La filière laitière française soulagée, mais pas épargnée
Très actifs sur le marché américain, où ils exportent plus de 340 millions d'euros de produits chaque année, les industriels laitiers tricolores vont également perdre au change. "Les tarifs abusifs de 30% dont nous menaçait Donald Trump auraient acté un très fort ralentissement de l'exportation de produits laitiers", a rappelé François-Xavier Huard, PDG de la Fédération nationale de l'industrie laitière, cité par Les Echos. "Nous avions intérêt à avoir un accord plutôt qu'une guerre commerciale, même si c'est un accord globalement en défaveur des Européens", a-t-il commenté.
"Soit le consommateur américain, et notamment sur certaines appellations d'origine protégée, accepte de payer plus cher. (...) Soit, sur des produits d'entrée de gamme ou de milieu de gamme, on va avoir une concurrence avec d'autres pays qui seront beaucoup moins taxés", expliquait-il début avril au micro de RTL, alors que les Etats-Unis venaient de relever leurs droits de douane à 10%.
Les produits cosmétiques durement frappés
Après l'aéronautique, l'industrie des cosmétiques est celle qui exporte le plus outre-Atlantique, avec près de 13% de sa production envoyée sur le marché américain. Mais cette filière ne bénéficiera désormais d'aucun passe-droit, et se retrouve même parmi les plus affectées par le changement de règles. "D'un côté, il y a du soulagement parce que cet accord donne de la visibilité", a déclaré à l'AFP Emmanuel Guichard, délégué général de la Fédération des entreprises de la beauté.
Mais il vient surtout confirmer une mauvaise nouvelle. "On faisait 0% de droits de douane en janvier vers les Etats-Unis et maintenant, on va être à 15%", remarque ce responsable, rappelant que les Etats-Unis représentent un marché de 3 milliards d'euros annuels pour la filière.
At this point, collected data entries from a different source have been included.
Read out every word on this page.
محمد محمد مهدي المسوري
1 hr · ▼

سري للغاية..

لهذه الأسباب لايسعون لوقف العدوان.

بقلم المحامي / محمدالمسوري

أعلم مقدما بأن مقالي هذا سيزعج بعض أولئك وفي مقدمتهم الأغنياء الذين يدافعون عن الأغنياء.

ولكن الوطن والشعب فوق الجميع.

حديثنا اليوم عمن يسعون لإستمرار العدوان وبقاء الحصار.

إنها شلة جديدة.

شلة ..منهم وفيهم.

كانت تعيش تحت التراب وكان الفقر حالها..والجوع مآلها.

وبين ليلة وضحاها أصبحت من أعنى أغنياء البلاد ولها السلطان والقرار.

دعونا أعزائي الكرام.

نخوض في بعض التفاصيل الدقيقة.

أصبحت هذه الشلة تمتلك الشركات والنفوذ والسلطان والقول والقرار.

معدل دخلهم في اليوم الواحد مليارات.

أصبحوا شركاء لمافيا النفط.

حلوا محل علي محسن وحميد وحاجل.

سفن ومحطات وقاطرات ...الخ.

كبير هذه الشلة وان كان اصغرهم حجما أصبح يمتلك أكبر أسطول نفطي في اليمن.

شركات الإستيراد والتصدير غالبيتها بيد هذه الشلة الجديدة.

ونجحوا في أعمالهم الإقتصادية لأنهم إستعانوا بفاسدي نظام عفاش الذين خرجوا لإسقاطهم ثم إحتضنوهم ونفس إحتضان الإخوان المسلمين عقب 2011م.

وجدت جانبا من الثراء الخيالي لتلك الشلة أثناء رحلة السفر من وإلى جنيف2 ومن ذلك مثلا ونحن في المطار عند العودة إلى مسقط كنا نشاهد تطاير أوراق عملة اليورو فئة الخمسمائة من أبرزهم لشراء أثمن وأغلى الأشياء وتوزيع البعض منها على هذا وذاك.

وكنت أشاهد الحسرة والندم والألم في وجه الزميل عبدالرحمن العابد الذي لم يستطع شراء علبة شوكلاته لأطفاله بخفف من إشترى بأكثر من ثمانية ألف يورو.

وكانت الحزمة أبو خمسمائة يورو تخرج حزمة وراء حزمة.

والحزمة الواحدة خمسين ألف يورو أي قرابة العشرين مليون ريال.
Puisque les coûts des droits de douane sont le plus souvent répercutés sur le prix de vente, les produits européens risquent d'être plus chers dans les rayons, et donc moins attractifs par rapport à la concurrence. Rien qu'en France, "cela fait peser une menace sur 5 000 emplois", prédit Emmanuel Guichard.
Les petites et moyennes entreprises en alerte
Selon la Confédération des petites et moyennes entreprises (CPME), les conséquences du pacte annoncé dimanche "seront très négatives pour l'économie française et auront des répercussions désastreuses pour des milliers de PME". Dans un communiqué, la deuxième organisation patronale française décrit l'accord-cadre comme "une fausse bonne nouvelle", et juge que le prix à payer pour éviter la guerre commerciale avec les Etats-Unis "dépasse les limites du raisonnable".
Combinés avec la baisse du dollar face à l'euro, ces droits de douane rendront "l'accès au marché américain (…) plus difficile et plus cher pour les entreprises françaises", pointe la CPME. Ces obstacles devraient se faire ressentir "singulièrement pour les PME qui, contrairement à certains grands groupes, n'ont pas la capacité de négocier des 'accords de prix minimum' avec le gouvernement américain", souligne l'organisation.